The organization had 4 environments — Prod, Dev, Testing & QA and their existing directory structure for this kind of infrastructure looked as shown above. As you can see, there were single giant environment files for their base foundation (global and regional configuration). The problem here was that teams were copying terraform files between environments, which led to redundancy, inconsistency, and inefficiency.

Solution: Create Reusable Terraform Modules

We were able to resolve the above issue by templating terraform files and storing them into a central repo(see below — gray box).

While spinning-up environments (prod, dev, QA and testing), each environment repo referred to a specific template directory within the central Template repo for deploying specific stack.

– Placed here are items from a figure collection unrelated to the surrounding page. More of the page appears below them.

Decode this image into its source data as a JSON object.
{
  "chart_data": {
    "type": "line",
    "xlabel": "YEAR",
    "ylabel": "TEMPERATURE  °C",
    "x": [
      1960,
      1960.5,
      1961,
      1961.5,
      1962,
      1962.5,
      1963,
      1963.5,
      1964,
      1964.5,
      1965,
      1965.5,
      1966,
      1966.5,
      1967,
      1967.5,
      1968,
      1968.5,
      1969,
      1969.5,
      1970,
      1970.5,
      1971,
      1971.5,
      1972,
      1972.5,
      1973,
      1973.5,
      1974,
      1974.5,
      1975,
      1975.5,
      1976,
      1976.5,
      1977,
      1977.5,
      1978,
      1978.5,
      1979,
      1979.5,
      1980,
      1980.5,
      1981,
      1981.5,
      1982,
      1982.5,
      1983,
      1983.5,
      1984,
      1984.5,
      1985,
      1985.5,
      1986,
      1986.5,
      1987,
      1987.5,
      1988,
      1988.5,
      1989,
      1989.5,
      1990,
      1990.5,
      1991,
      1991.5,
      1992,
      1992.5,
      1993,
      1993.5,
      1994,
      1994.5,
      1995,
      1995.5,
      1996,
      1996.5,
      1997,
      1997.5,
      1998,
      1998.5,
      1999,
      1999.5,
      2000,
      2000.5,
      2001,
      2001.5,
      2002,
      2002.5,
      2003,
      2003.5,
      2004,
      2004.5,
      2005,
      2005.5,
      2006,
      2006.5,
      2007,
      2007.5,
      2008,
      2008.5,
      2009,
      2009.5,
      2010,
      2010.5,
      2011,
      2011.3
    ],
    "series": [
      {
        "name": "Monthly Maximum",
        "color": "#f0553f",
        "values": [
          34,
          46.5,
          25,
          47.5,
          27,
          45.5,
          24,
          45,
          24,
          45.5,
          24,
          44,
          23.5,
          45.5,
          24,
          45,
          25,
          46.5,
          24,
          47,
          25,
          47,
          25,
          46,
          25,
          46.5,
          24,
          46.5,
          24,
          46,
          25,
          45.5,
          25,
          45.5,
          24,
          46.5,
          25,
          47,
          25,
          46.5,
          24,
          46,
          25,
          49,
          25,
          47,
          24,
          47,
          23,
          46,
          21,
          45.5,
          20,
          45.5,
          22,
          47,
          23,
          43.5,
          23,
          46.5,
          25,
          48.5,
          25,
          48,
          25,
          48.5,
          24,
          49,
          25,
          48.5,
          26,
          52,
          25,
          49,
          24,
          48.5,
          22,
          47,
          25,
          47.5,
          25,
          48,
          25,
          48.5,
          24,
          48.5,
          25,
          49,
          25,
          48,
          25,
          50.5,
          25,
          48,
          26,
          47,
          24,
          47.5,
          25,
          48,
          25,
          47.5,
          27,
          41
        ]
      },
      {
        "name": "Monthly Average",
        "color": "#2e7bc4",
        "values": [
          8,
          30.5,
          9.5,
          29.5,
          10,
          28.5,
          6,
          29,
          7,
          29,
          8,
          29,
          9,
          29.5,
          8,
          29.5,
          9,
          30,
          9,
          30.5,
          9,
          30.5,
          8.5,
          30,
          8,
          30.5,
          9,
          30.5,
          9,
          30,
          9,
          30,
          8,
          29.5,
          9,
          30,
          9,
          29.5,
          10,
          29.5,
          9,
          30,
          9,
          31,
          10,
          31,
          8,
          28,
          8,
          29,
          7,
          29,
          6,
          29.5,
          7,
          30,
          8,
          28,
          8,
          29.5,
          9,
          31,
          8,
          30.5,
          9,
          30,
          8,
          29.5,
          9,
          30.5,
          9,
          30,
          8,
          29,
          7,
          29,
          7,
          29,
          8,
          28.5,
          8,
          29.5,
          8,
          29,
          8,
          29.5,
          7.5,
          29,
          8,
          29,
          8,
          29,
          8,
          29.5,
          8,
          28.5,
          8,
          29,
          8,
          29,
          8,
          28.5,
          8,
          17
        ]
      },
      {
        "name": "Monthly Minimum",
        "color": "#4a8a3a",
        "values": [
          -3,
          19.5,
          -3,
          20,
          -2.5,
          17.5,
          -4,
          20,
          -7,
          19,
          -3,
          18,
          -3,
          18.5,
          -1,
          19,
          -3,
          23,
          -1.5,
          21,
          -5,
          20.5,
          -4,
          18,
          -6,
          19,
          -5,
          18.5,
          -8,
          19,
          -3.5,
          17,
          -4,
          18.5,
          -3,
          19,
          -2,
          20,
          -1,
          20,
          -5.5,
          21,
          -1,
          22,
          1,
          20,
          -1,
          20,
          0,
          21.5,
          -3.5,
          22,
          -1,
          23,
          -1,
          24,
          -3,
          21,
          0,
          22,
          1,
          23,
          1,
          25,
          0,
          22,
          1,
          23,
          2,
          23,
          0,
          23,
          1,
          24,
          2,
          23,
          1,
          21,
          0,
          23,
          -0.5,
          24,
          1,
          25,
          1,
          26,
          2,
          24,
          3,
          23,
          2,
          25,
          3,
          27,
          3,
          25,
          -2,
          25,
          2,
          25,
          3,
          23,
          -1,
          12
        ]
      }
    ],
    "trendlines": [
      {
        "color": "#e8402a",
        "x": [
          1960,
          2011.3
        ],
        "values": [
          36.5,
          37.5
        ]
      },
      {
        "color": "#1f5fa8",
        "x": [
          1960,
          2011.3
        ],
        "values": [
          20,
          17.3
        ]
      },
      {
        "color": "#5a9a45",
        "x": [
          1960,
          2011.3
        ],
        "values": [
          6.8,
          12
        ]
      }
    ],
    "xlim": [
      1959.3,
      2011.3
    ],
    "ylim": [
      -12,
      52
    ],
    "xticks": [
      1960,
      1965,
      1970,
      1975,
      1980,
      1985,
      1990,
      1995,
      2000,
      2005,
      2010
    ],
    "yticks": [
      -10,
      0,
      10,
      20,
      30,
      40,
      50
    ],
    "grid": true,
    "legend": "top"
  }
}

Below, I have conceptualized the environment and directory structure:

Conceptual — Updated Repo, Directory Structure

There are four repos in the production environment. Each repo has a list of parameters and Git source pointing to a specific directory in the Template repo. Templates are made flexible so that we can enter value based on size, count and the resource configuration. For example — a parameter of EC2 in production can have large instance type while other environments can be kept small. We can still use the same EC2 template and be able to stand up multiple instances of varying size in multiple environments without modifying the EC2 template file. The same would go for VPC, we can have a larger subnet size for the production environment and others can have relatively small CIDR size.

This solution helped the organization organize a formerly heavy environment that relied on copying and pasting Terraform files into centralizing templates and creating repos for each team per environment. It also enabled teams the autonomy of managing their repos and state files.

Today when we want to create a new AWS account, it goes through an automation process applying multiple layers in the order described below:

  1. Account BootStrap: Configures basic foundation at the global level — such as Logging, Monitoring, Enabling Security controls and adding basic IAM roles etc.
  2. Network layer: We chose two regions one as Primary and other for DR. Network team maintains their own repo which basically sets up Network components including VPC, Subnets, Routes, NACL, basic SG’s.
  3. Application layer: After the base foundation was set up, each application was pushed on top of the network within its own environment. If an application requires EC2, ECS or any other service, it would refer to a specific directory within the Template repo, and deploy the resources. Meanwhile, each app team was maintaining its own TF state.

In the above scenario, there was other layers set-up corresponding to governance, compliance, and security which have not been discussed here.

Managing State File:

This is a blog topic in of itself; however, I will just preliminarily describe how we managed state files. With the new approach, we now have multiple state files which can be cumbersome to manage but at the same time does not impact performance. If you have a single state file and it is being queried for every deployment, it affects the loading of modules when terraform is run which is not the case for multiple state files.

Each team manages single or multiple state files depending on their environment. For example — the production network team has multiple state files based on region. The state file is then shared with other State with other teams so they can refer them for dynamic querying of dependent resources. For example — When an application is deployed on ECS/EC2, the instance will require Subnet_id, which it will query from the Network state file.

Although, there are multiple ways to structure state files; the way we chose was by splitting state files per team. Each team can have one or more state files. For this solution, we ended up having 20 state files between 4 environments and 5 teams.

This is where Terraform Enterprise can be very beneficial for managing multiple state files. You can read more about .

Conclusion

By centralizing templates, Terraform code can be structured in such a way from the beginning that growing the code base won’t be without it’s growing pains, but a lot easier to scale and repeat across environments. There are many strategies a team can employ when building their modules and this solution is just one approach in a universe of possibilities.